Founded by Egyptian designer Nada Hesham, Cairo-based design studio 40MUSTAQEL uses their practice to explore and aim to define what Arabic design means today. Central to this is a focus on the language, letterforms, and creative use of the Arabic script. Within their own branding, for instance, they collaborated with five Arabic calligraphers to create several iterations of the 40MUSTAQEL name.
Recently, they have opted for a more speculative, futurist direction in their identity design for Arab Cinema Week. For this project, explains 40MUSTAQEL’s Senior Art Director Hussein Salem, the direction was sparked by a desire to look through a post-colonial curtain into an Arab world that floats in an imagined futurist stratosphere. A speculative future that is neglected in popular discourse in favour of a Western and Eurocentric perspective.
“This was our third time being commissioned by Cinema Akil, a Dubai-based arthouse cinema,” Salem tells us. For the first edition of Arab Cinema Week — a festival that brings stories and films from all over the Arab world to the big screen, while also celebrating 60 years of Algeria’s independence from French colonial powers — they approached the Cairo design studio to design the visual identity. “The brief came in with two very expansive prompts: ‘Film’ and ‘Arab’,” he continues. “We decided to focus on what exactly is film, and its intertwining of storytelling and technology, and how that projects on an Arab canvas.”
Finding Arabfuturism — Art Direction
In tandem with the initial research process, the 40MUSTAQEL team were conducting their own inquiry into Afrofuturism; a subject that explores the intersection of the African diaspora with science and technology. From not only a chrono-political perspective, but how it leads/contributes to the idea of ‘Arabfuturism’ (as it is called in the current cultural canon.) “A further dive into a relatively underdeveloped paradigm as Arabfuturism raised questions regarding the colonial discourse around the space race, the relationship of space to the future, and whose future/whose space are we talking about in the dominant western cultural narrative,” Salem explains.
For the studio, whose ethos is dedicated to working with a de-colonial and de-orientalist approach, specifically pertaining to Arabic type, the open brief was a “challenging” but “super exciting” opportunity to expand their investigation and curiosity for world building and coming up with a de-colonial-inspired narrative.
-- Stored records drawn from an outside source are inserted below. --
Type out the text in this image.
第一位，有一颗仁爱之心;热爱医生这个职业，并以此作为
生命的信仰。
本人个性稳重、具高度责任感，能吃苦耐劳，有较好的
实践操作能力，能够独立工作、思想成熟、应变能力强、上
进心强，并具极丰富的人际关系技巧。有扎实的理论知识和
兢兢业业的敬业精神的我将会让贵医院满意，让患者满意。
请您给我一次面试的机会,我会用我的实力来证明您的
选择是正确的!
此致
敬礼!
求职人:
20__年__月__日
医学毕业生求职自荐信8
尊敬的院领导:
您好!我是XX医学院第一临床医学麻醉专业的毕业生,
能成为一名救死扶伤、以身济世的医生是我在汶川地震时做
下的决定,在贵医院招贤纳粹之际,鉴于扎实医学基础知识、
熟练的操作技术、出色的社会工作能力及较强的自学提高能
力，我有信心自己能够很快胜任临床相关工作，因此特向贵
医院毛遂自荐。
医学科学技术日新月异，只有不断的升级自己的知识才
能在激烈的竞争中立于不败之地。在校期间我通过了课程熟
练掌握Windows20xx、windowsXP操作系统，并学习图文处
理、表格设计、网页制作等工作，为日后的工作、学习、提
“Tackling critical topics in such an overt medium as a poster, we were very conscious of the pitfalls of self-orientalising and we wanted to go beyond the depiction of Aladdin on a rocketship and\or Frank Herbert mythos,” the art director says. “We started to scrutinise references that were born out of the Arab World that fell into the two aforementioned categories; storytelling (depictions of folktales, the stars/cosmos, sci-fi novels, arid landscapes, and the title card for the Egyptian Radio and Television Union) and technology (anatomical manuscripts of the human eye, scientific Islamic diagrams of quantum physics and Ibn Al-Haytham’s pinhole camera).”
The resulting look is striking and familiar, thanks to the captivating use of type against airbrushed gradient backdrops – calling to mind retrofuturist aesthetics.
Their areas of research also expanded into the realm of music, where the studio found inspiration in the sounds and visualised cues directly from the music itself.
For instance, Omar Khorshid and Ihsan Al Mounzer — veteran musicians who were known for bending Western instruments such as the electric guitar and synthesiser into Arabic melodies and arrangements that reverbed space-age music. The studio was greatly inspired by the music, and musicians that echoed the same sensibility, “so far as creating a Spotify playlist for the festival out of the selection,” Salem adds.
Blending Scripts — Typography
When it came to defining the identity’s typography and matchmaking the Arabic and Latin scripts, 40MUSTAQEL were careful not to overly edit or ‘frankenstein’ one script to suit the other. “We opted for a bespoke lettering piece for two-thirds of the Arabic title based on the Kufic script,” Salem reveals, “as its rigid/geometric curvilinear sensibility balances both a faithfulness to the Arabic script while echoing an industrial language of steam pipelines and metallic funnels.”
In the middle of the design, a custom-made traditional Thuluth calligraphic piece by Palestinian calligrapher Ahmed Zoabi balances out the composition. Finally, for the Latin script, they were in need of a versatile medium-contrast font to support the Arabic lettering. “We decided on Garda Nova No.2 by Feliciano Type because of its bold monumental distinction and humanist subtlety,” they note.
In contrast to the soft gradients of the poster, the type is given an electric intensity though a vibrant red hue. “We wanted a hue that was glaring yet legible against a blue time-agnostic extraterrestrial background,” he tells us, explaining the decision. “The usage of red was also very common in the visual production of the political sphere and liberation graphics during the Nasser Pan-Arabist era and is evident throughout flags in the SWANA region as well. Also, laser beams.” he concludes.